At the moment, all but the most potent high-end GPUs, such as the RTX 2080 Super and the RTX 2080 Ti, struggle to maintain a steady framerate in the latest AAA games even in 4K, though of course, the exact performance varies from game to game and from GPU to GPU. So, needless to say, it will be some time yet before 8K becomes more accessible for PC gamers.
As for consoles, the upcoming PlayStation 5 and the Xbox Series X will allegedly be capable of delivering 4K at 60 FPS and will feature an RDNA 2-based AMD GPU more powerful than AMD’s current flagship, the RX 5700 XT. So, while it will be a competent 4K GPU, the performance will depend more on optimization rather than on raw power, especially as the years go by.
So, as impressive as the upcoming consoles are compared to their predecessors, it’s highly doubtful that either of them will be capable of managing 8K with acceptable framerates. Granted, there’s always a chance that we might see another mid-generation refresh like with the PlayStation 4 Pro and the Xbox One X that would allow them to run games at 8K or near 8K, but there’s little point in speculating on that currently.
The bottom line is, aiming for good performance in 4K still requires very pricey hardware in 2020, so getting anything to run in 8K at a stable 60 FPS would require a PC that would set you back thousands of dollars. Naturally, most people won’t have so much money to spend on a gaming PC.
And speaking of pricey hardware, another major reason as to why an 8K TV would be a poor investment right now is that the TVs themselves are also ridiculously expensive, much like 4K TVs were back when they first appeared on the market.
At the moment, if you want to get an 8K TV, you’d need to spend at least $2500, and most of the models currently available cost much more than that. In contrast, 4K TVs are quite affordable now, though, of course, the kind of panel quality and feature set that you’d find in a $300 4K TV wouldn’t be on the same level as what you’d get in a $1000 model.
So, needless to say, 8K TVs present very poor value at the moment, as they are extremely expensive and there are better ways to spend your money, ways that would constitute a more significant improvement to your gaming experience at a fraction of the price.
To summarize, you probably shouldn’t get an 8K TV yet because:
- Native 8K content isn’t readily available for streaming and even when it is, a very fast internet connection is required to stream 8K video.
- Gaming PCs and consoles are far from ready for 8K, as modern high-end GPUs such as the RTX 2080 Super can only just manage a stable 60 FPS in 4K when it comes to the latest AAA titles.

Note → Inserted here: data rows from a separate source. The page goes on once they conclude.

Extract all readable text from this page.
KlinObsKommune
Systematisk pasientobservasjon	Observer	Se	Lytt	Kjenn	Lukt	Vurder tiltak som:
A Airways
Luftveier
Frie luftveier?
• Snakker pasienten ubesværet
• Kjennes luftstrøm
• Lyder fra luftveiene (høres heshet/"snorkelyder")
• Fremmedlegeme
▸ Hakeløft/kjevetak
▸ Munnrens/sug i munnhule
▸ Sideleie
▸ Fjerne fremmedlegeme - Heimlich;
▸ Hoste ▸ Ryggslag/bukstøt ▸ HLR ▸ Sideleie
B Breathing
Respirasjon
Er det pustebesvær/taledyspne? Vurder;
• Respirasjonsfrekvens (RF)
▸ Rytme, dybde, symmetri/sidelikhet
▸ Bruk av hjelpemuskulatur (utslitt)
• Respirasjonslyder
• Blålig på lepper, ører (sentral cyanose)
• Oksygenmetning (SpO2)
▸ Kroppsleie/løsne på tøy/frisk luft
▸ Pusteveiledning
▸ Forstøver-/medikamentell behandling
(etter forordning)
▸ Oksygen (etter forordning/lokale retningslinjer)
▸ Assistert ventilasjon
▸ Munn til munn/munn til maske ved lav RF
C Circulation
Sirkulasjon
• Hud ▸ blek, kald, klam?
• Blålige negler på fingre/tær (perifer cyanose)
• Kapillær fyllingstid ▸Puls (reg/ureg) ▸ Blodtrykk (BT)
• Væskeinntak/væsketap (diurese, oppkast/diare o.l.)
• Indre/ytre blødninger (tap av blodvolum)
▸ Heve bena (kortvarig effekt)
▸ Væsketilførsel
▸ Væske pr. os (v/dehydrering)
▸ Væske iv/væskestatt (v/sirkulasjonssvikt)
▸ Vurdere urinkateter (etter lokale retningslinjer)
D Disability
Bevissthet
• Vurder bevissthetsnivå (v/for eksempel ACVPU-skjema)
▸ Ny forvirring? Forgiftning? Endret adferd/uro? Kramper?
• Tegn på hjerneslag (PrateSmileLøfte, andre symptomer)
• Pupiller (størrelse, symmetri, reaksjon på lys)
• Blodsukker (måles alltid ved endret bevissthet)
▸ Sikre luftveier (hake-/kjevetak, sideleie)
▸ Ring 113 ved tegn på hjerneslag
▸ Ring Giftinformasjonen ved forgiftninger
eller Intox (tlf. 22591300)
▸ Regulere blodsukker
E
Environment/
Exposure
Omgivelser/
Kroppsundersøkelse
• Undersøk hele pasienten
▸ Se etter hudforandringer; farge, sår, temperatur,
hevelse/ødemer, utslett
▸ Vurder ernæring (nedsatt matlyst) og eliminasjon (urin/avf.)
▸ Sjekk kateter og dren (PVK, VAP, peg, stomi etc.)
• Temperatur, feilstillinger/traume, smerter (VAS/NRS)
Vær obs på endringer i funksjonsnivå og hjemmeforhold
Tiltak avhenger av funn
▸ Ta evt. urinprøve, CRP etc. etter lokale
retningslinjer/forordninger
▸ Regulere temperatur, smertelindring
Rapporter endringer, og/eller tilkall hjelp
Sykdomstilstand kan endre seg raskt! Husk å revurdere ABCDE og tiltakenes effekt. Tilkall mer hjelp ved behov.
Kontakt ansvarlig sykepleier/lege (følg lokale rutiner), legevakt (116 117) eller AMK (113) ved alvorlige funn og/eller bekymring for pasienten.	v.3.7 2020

- 8K TVs themselves are extremely expensive at the moment and, considering the previous two points, they present very poor value in 2020.
Needless to say, it will be a few years until 8K TVs are more affordable and the hardware is powerful enough for gaming in that resolution, so there’s little to no point in spending huge amounts of money on an 8K panel right now.
In 2020, a good 4K TV would be a wiser investment, not to mention that a 1440p 144 Hz monitor might be an even better solution for a lot of desktop setups.